Another muted shudder passed through the bank, wrinkling the moss like something underneath was testing the boundary.

Then the earth heaved.

A mound of soil swelled upward along the creek's edge, lifting roots and stones in a slow, brutal surge. Too deliberate to be natural. Too controlled to be a collapse.

It angled directly toward him.

Jace held still.

Perfectly still.

The mound stopped at the waterline—like a predator halted by invisible fencing—and pulsed once, a probing push that sent a shiver through the moss.

The creature was feeling for him. Not with eyes. Not with scent. Rather with vibration.

It couldn't sense him here. But it refused to leave.

The mound slowly shifted left, dragging the soil with it. Then right. Before stilling, hovering at the edge of the water like something listening for him through the earth.

Jace raised his rifle a fraction, keeping his movements minimal. A useless gesture. He couldn't kill this thing. Not like this. But the habit grounded him.

The mound quivered—once—then began to sink.

Not withdrawing. Submerging.

The soil settled. The fissure closed. The forest surface smoothed as if nothing had risen there at all.

But Jace didn't breathe.

Not yet.

Beneath the ground, something heavy scraped along deeper stone—a grinding, predatory shift circling downstream.

It was still hunting.

Just not him.

Not unless he gave it a reason.

He angled along the creek, each step slow and gliding, weight spread to reduce force transfer. The current masked the disruption of his boots, the stones beneath deadening any stray vibration.

He moved one yard. Then another.

A faint tremor answered from the bank—farther away now, sweeping in the wrong direction.

Good.

Another step.

The creek's cold flow crept higher against his shins, eating the warmth from his legs, but he forced himself to stay steady.

The stones beneath his boots were firm, unmoving—blessedly dead to vibration.

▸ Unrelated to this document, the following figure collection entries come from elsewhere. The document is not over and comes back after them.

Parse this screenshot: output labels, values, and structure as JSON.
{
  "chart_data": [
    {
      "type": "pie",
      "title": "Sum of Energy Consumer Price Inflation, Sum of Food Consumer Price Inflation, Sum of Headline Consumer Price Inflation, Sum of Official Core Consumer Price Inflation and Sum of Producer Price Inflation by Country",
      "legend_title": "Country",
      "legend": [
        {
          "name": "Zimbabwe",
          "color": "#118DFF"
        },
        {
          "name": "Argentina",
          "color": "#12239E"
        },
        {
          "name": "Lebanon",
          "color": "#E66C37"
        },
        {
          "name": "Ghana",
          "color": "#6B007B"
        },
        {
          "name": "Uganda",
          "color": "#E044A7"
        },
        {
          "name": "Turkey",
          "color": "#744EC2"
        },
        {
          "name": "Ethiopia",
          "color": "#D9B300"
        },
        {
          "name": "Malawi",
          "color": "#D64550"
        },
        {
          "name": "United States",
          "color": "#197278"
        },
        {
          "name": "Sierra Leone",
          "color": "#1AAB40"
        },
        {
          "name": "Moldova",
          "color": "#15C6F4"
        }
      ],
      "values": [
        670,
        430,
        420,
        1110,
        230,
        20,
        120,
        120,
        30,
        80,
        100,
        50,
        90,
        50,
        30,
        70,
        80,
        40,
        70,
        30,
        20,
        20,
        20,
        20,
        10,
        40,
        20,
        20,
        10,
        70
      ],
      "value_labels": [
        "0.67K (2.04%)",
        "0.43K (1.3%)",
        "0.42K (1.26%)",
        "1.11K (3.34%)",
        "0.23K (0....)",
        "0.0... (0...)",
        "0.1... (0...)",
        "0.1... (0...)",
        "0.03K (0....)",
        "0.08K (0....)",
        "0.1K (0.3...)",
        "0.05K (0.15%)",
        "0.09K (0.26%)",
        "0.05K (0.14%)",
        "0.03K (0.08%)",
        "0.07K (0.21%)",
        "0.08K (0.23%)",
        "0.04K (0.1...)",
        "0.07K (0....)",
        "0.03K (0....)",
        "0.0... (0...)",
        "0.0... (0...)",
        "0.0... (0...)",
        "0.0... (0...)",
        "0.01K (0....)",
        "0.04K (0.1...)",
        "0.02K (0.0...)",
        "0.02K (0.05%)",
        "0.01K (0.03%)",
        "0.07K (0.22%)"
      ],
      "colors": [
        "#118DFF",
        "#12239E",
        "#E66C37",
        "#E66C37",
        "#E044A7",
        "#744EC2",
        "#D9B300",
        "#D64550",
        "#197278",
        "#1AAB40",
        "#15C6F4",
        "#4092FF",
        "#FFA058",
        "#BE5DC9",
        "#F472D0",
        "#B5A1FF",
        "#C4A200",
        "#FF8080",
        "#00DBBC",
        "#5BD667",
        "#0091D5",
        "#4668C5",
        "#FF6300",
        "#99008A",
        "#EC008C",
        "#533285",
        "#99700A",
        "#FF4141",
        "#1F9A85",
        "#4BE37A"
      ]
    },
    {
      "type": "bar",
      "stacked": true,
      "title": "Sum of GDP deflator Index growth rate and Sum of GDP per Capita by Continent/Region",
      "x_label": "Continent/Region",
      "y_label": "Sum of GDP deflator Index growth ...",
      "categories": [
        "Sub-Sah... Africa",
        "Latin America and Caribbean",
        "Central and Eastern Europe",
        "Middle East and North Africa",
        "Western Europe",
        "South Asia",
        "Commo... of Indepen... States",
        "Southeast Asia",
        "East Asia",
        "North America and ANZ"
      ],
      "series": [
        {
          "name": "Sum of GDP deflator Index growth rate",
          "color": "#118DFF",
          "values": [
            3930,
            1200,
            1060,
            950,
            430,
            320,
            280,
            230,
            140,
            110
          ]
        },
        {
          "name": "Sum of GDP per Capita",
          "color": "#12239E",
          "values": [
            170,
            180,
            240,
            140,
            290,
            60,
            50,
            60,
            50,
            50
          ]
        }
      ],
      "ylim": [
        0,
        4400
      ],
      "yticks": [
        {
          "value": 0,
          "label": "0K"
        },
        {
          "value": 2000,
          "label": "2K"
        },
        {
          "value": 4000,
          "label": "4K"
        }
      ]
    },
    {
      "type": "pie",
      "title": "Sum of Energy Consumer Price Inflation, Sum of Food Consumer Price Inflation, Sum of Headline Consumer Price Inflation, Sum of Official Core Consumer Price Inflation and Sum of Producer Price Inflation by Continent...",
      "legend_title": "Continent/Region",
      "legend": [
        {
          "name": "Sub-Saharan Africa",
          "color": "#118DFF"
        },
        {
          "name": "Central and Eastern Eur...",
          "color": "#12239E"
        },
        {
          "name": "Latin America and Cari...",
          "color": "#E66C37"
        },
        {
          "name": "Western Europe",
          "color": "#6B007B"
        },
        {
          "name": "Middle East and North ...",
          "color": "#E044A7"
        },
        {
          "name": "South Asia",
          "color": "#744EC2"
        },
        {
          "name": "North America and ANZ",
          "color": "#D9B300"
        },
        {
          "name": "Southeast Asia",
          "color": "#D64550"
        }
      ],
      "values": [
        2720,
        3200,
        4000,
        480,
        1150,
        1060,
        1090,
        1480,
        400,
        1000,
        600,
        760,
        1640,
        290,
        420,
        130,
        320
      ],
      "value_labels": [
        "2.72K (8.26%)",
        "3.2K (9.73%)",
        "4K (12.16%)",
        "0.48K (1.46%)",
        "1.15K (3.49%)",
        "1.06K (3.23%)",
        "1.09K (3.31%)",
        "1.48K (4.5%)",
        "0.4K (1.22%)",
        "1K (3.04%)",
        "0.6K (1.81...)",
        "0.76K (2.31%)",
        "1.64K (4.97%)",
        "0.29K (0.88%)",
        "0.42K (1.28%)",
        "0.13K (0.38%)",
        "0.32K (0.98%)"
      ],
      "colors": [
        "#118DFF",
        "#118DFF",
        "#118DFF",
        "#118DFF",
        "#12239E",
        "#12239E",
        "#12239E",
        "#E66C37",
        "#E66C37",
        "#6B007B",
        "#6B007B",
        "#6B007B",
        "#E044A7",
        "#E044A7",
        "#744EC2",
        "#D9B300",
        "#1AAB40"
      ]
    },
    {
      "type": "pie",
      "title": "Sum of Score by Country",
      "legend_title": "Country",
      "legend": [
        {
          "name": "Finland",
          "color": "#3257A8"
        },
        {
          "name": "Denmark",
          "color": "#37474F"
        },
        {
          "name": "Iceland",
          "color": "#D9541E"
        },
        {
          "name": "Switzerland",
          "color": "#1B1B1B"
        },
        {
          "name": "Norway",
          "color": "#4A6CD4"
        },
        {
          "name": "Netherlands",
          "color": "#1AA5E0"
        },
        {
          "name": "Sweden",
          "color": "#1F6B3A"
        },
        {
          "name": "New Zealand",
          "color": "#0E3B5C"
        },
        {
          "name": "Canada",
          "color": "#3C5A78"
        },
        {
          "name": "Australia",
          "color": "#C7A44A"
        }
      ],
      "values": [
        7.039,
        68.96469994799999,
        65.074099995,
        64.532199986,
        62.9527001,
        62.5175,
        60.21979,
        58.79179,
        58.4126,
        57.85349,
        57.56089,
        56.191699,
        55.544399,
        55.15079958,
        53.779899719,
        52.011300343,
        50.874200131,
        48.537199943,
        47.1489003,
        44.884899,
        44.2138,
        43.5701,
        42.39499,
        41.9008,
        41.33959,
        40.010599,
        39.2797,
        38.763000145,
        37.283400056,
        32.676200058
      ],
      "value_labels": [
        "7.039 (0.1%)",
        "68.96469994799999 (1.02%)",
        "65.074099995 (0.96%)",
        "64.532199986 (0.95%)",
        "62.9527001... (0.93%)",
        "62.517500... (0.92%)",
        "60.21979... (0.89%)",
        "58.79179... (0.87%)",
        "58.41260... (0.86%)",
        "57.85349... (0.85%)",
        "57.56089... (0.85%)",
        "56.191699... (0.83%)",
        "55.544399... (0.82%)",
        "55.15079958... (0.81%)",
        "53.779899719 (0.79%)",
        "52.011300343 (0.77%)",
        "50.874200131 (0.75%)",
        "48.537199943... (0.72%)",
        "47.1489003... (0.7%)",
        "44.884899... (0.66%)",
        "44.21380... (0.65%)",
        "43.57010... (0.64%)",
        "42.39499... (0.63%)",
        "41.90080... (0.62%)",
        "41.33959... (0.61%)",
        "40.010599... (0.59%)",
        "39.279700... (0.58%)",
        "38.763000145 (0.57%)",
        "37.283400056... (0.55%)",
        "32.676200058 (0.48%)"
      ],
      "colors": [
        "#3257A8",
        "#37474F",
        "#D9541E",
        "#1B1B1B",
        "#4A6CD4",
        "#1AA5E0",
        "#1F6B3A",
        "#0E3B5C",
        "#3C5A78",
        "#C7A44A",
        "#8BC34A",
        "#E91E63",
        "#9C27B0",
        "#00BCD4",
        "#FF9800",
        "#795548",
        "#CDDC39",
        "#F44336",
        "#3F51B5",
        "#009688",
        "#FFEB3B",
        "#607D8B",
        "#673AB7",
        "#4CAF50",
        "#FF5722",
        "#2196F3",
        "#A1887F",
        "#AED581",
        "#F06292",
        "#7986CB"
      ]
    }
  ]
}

Behind him, another tremor swept along the bank.Not sharp. Broad. Searching.

That thing must had lost him.But it wasn't giving up.

Jace angled downstream, still keeping low, letting the water mask the sound of his movement. Each step was a controlled glide, weight distributed to avoid any sudden pressure. The creek curved gently through the forest, flanked by high roots and slanted stone—quiet, natural walls that muffled whatever lived beneath the soil.

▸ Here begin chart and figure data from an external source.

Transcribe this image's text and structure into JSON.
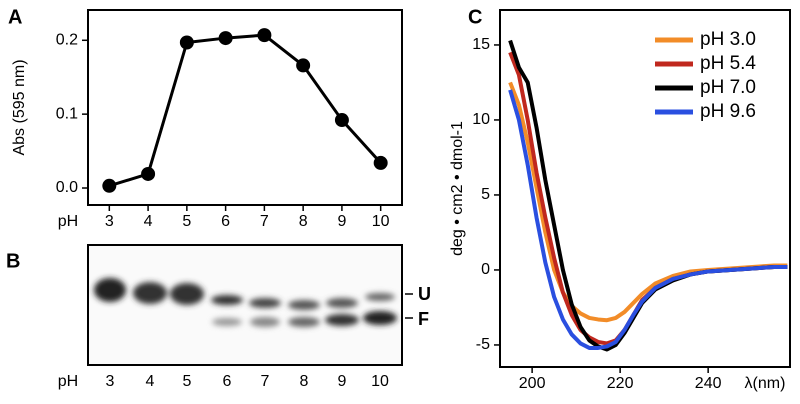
{
  "chart_data": [
    {
      "type": "line",
      "label": "A",
      "y_label": "Abs (595 nm)",
      "x_label": "pH",
      "x": [
        3,
        4,
        5,
        6,
        7,
        8,
        9,
        10
      ],
      "values": [
        0.003,
        0.019,
        0.197,
        0.203,
        0.207,
        0.166,
        0.092,
        0.034
      ],
      "color": "#000000",
      "markers": true,
      "xlim": [
        2.45,
        10.55
      ],
      "ylim": [
        -0.023,
        0.241
      ],
      "xticks": [
        3,
        4,
        5,
        6,
        7,
        8,
        9,
        10
      ],
      "yticks": [
        {
          "value": 0,
          "label": "0.0"
        },
        0.1,
        0.2
      ]
    },
    {
      "type": "line",
      "label": "C",
      "y_label": "deg • cm2 • dmol-1",
      "x_label": "λ(nm)",
      "x": [
        195,
        197,
        199,
        201,
        203,
        205,
        207,
        209,
        211,
        213,
        215,
        217,
        219,
        221,
        223,
        225,
        228,
        232,
        236,
        240,
        245,
        250,
        255,
        258
      ],
      "series": [
        {
          "name": "pH 3.0",
          "color": "#f28c28",
          "values": [
            12.5,
            11,
            8.5,
            5.5,
            2.5,
            0,
            -1.5,
            -2.4,
            -2.9,
            -3.2,
            -3.3,
            -3.35,
            -3.2,
            -2.8,
            -2.2,
            -1.6,
            -0.9,
            -0.4,
            -0.1,
            0,
            0.1,
            0.2,
            0.3,
            0.3
          ]
        },
        {
          "name": "pH 5.4",
          "color": "#c0281e",
          "values": [
            14.5,
            13,
            10,
            6.5,
            3.5,
            0.8,
            -1.5,
            -3,
            -4,
            -4.5,
            -4.8,
            -4.9,
            -4.7,
            -4,
            -3,
            -2,
            -1.2,
            -0.6,
            -0.3,
            -0.1,
            0,
            0.1,
            0.2,
            0.2
          ]
        },
        {
          "name": "pH 7.0",
          "color": "#000000",
          "values": [
            15.3,
            13.5,
            12.5,
            9.5,
            6,
            3,
            0,
            -2.3,
            -3.8,
            -4.7,
            -5.1,
            -5.3,
            -5,
            -4.2,
            -3.2,
            -2.2,
            -1.3,
            -0.7,
            -0.3,
            -0.1,
            0,
            0.1,
            0.2,
            0.2
          ]
        },
        {
          "name": "pH 9.6",
          "color": "#2a4fe0",
          "values": [
            12,
            10,
            7,
            3.5,
            0.5,
            -1.8,
            -3.3,
            -4.3,
            -4.9,
            -5.2,
            -5.2,
            -5.1,
            -4.8,
            -4,
            -3,
            -2.1,
            -1.2,
            -0.6,
            -0.3,
            -0.1,
            0,
            0.1,
            0.2,
            0.2
          ]
        }
      ],
      "xlim": [
        192.7,
        258.6
      ],
      "ylim": [
        -6.47,
        17.33
      ],
      "xticks": [
        200,
        220,
        240
      ],
      "yticks": [
        -5,
        0,
        5,
        10,
        15
      ],
      "legend": "upper right"
    }
  ],
  "gel": {
    "panel": "B",
    "x_label": "pH",
    "lanes": [
      "3",
      "4",
      "5",
      "6",
      "7",
      "8",
      "9",
      "10"
    ],
    "band_labels": [
      "U",
      "F"
    ]
  }
}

Every few seconds a muted shudder rippled the ground somewhere off to his right, drifting farther each time. The creature was sweeping the terrain like a blind titan, feeling for the footfall it no longer had.

Good.Let it hunt ghosts.

Jace pushed farther downstream until the cold had numbed his legs to the knee, until his breaths came measured and silent, until the forest no longer trembled at his presence.

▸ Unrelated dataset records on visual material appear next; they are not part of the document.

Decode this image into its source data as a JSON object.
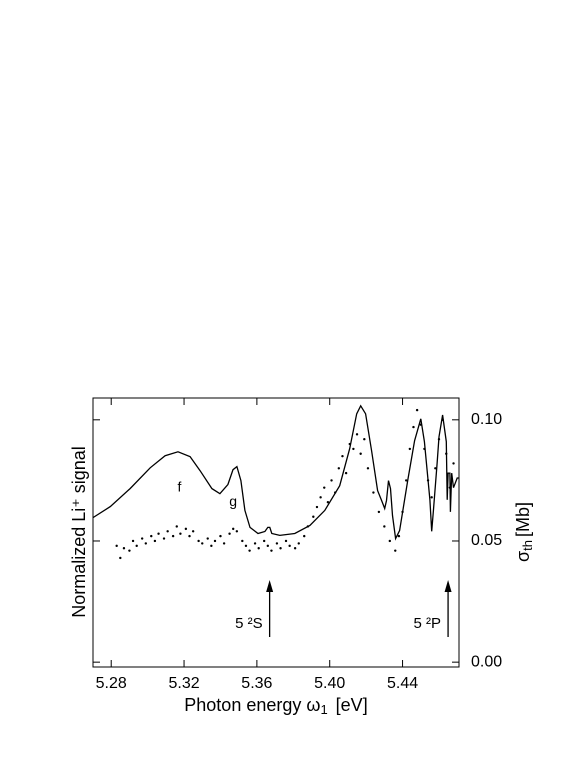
{
  "chart_data": {
    "type": "line",
    "xlabel": {
      "main": "Photon energy ω",
      "sub": "1",
      "unit": "[eV]"
    },
    "ylabel": "Normalized Li⁺ signal",
    "y2label": {
      "main": "σ",
      "sub": "th",
      "unit": "[Mb]"
    },
    "xlim": [
      5.27,
      5.471
    ],
    "xticks": [
      5.28,
      5.32,
      5.36,
      {
        "value": 5.4,
        "label": "5.40"
      },
      5.44
    ],
    "y2lim": [
      -0.002,
      0.109
    ],
    "y2ticks": [
      {
        "value": 0,
        "label": "0.00"
      },
      0.05,
      {
        "value": 0.1,
        "label": "0.10"
      }
    ],
    "series": [
      {
        "mode": "line",
        "axis": "y2",
        "color": "#000000",
        "x": [
          5.2701,
          5.2795,
          5.2904,
          5.3014,
          5.3096,
          5.3167,
          5.3233,
          5.3288,
          5.3353,
          5.3397,
          5.3441,
          5.3469,
          5.349,
          5.3512,
          5.3534,
          5.3562,
          5.3606,
          5.3644,
          5.366,
          5.3671,
          5.3682,
          5.3726,
          5.3808,
          5.3891,
          5.3973,
          5.4055,
          5.411,
          5.4148,
          5.417,
          5.4197,
          5.423,
          5.4263,
          5.4285,
          5.4302,
          5.4312,
          5.4323,
          5.4334,
          5.4345,
          5.4362,
          5.4384,
          5.4428,
          5.4466,
          5.45,
          5.452,
          5.455,
          5.456,
          5.457,
          5.459,
          5.46,
          5.462,
          5.464,
          5.4645,
          5.465,
          5.466,
          5.4663,
          5.467,
          5.468,
          5.47,
          5.471
        ],
        "values": [
          0.0597,
          0.0642,
          0.0716,
          0.0802,
          0.0852,
          0.0868,
          0.0848,
          0.079,
          0.0716,
          0.0695,
          0.0733,
          0.0794,
          0.0807,
          0.0749,
          0.0626,
          0.0556,
          0.0531,
          0.0539,
          0.0556,
          0.0556,
          0.0531,
          0.0523,
          0.0531,
          0.0564,
          0.0626,
          0.0728,
          0.0881,
          0.1025,
          0.1058,
          0.1025,
          0.0872,
          0.0708,
          0.0667,
          0.0634,
          0.0667,
          0.0749,
          0.0716,
          0.0605,
          0.051,
          0.0543,
          0.0749,
          0.0914,
          0.1004,
          0.091,
          0.067,
          0.054,
          0.063,
          0.082,
          0.093,
          0.102,
          0.091,
          0.067,
          0.078,
          0.078,
          0.062,
          0.078,
          0.072,
          0.076,
          0.076
        ]
      },
      {
        "mode": "dots",
        "axis": "y2",
        "color": "#000000",
        "x": [
          5.283,
          5.285,
          5.287,
          5.29,
          5.292,
          5.294,
          5.297,
          5.299,
          5.302,
          5.304,
          5.306,
          5.309,
          5.311,
          5.314,
          5.316,
          5.318,
          5.321,
          5.323,
          5.325,
          5.328,
          5.33,
          5.333,
          5.335,
          5.337,
          5.34,
          5.342,
          5.345,
          5.347,
          5.349,
          5.352,
          5.354,
          5.356,
          5.359,
          5.361,
          5.364,
          5.366,
          5.368,
          5.371,
          5.373,
          5.376,
          5.378,
          5.381,
          5.383,
          5.386,
          5.388,
          5.391,
          5.393,
          5.395,
          5.397,
          5.399,
          5.401,
          5.403,
          5.405,
          5.407,
          5.409,
          5.411,
          5.413,
          5.415,
          5.417,
          5.419,
          5.421,
          5.424,
          5.427,
          5.43,
          5.433,
          5.436,
          5.438,
          5.44,
          5.442,
          5.444,
          5.446,
          5.448,
          5.45,
          5.452,
          5.454,
          5.456,
          5.458,
          5.46,
          5.462,
          5.464,
          5.466,
          5.468
        ],
        "values": [
          0.048,
          0.043,
          0.047,
          0.046,
          0.05,
          0.048,
          0.051,
          0.049,
          0.052,
          0.05,
          0.053,
          0.051,
          0.054,
          0.052,
          0.056,
          0.053,
          0.055,
          0.052,
          0.054,
          0.05,
          0.049,
          0.051,
          0.048,
          0.05,
          0.052,
          0.049,
          0.053,
          0.055,
          0.054,
          0.05,
          0.048,
          0.046,
          0.049,
          0.047,
          0.05,
          0.048,
          0.046,
          0.049,
          0.047,
          0.05,
          0.048,
          0.047,
          0.049,
          0.052,
          0.056,
          0.06,
          0.064,
          0.068,
          0.072,
          0.066,
          0.075,
          0.07,
          0.08,
          0.085,
          0.078,
          0.09,
          0.088,
          0.094,
          0.086,
          0.092,
          0.08,
          0.07,
          0.062,
          0.056,
          0.05,
          0.046,
          0.052,
          0.062,
          0.075,
          0.088,
          0.097,
          0.104,
          0.098,
          0.088,
          0.075,
          0.068,
          0.08,
          0.092,
          0.1,
          0.086,
          0.072,
          0.082
        ]
      }
    ],
    "peak_labels": [
      {
        "text": "f",
        "x": 5.3175,
        "y": 0.072
      },
      {
        "text": "g",
        "x": 5.347,
        "y": 0.066
      }
    ],
    "thresholds": [
      {
        "text": "5 ²S",
        "x": 5.367
      },
      {
        "text": "5 ²P",
        "x": 5.465
      }
    ]
  }
}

Only then did he allow himself to pause.

He stayed in the water while he scanned the trees for movement, for shifting shadows, for the unnatural pulse that haunted the moss. Nothing. Not even birds. The forest was holding its breath again, but this time the weight of attention had shifted off him.

Finally.

He inched toward a shallow bank where the stones rose into a flat shelf of hardened earth. Now that around an hour has passed now since the tremors had stopped entirely.

He dragged himself fully out of the water, boots dripping, legs stiff with cold, MARA tight against his chest, and watched the forest ahead in silence.

Jace let out a slow, steady breath he hadn't realized he'd been holding. His muscles ached. His heart still hammered from adrenaline. But he was alive.

But the forest didn't feel any safer for it. As somewhere beneath that stillness, he knew that... thing was listening for him still. He needed to move—quietly and fast—before it found his trail again.